Between January and July 2025, the Evangelical Fellowship of India’s Religious Liberty Commission documented 334 incidents of systematic targeting against Christian communities across India, encompassing arrests, physical violence, threats, disruption of worship services, and denial of basic rights including burial. This sustained pattern of persecution reflects an alarming consistency, with incidents occurring every month and affecting Christian communities across 22 states and union territories.

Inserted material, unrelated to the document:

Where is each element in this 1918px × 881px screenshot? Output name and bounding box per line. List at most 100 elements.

The geographic concentration of violence remains deeply concerning, with Uttar Pradesh recording 95 incidents and Chhattisgarh 86 incidents together accounting for more than half of all documented cases. These states have emerged repeatedly as primary hot spots where Christian families face not only immediate violence but prolonged legal harassment under anti-conversion laws. The misuse of these laws has become a primary weapon of intimidation, with threats, harassment, and false accusations representing two-thirds of all incidents documented during this period.

Particularly disturbing are the 13 cases involving denial of burial rights, with 92% occurring in Chhattisgarh alone, where Christian families are prevented from honouring their deceased according to their faith even on private property. The systematic nature of this targeting is evident in timing patterns, with many incidents strategically occurring during Sunday worship services, suggesting organized monitoring and disruption of Christian religious gatherings.

The brutality of some incidents underscores the escalating nature of persecution. In July, six pastors in Bhilai, Chhattisgarh, were not only wrongfully detained but severely beaten with wooden batons inside Durg jail simply for identifying themselves as pastors during routine questioning. Despite documented evidence of torture, charges against the pastors remain active while no action has been taken against the attackers or jail officials responsible for the abuse.

These 334 documented cases likely represent only a fraction of actual incidents, as many go unreported due to fear of reprisals, intimidation by local authorities, or lack of access to documentation channels. The pattern reveals a coordinated effort to suppress Christian religious expression through both legal mechanisms and social pressure, creating a climate of fear that extends far beyond the immediate victims to entire communities.

The constitutional promise of religious freedom for all citizens demands urgent attention from government authorities, law enforcement agencies, and the judicial system to address these systematic violations and restore the rule of law that protects India’s religious minorities.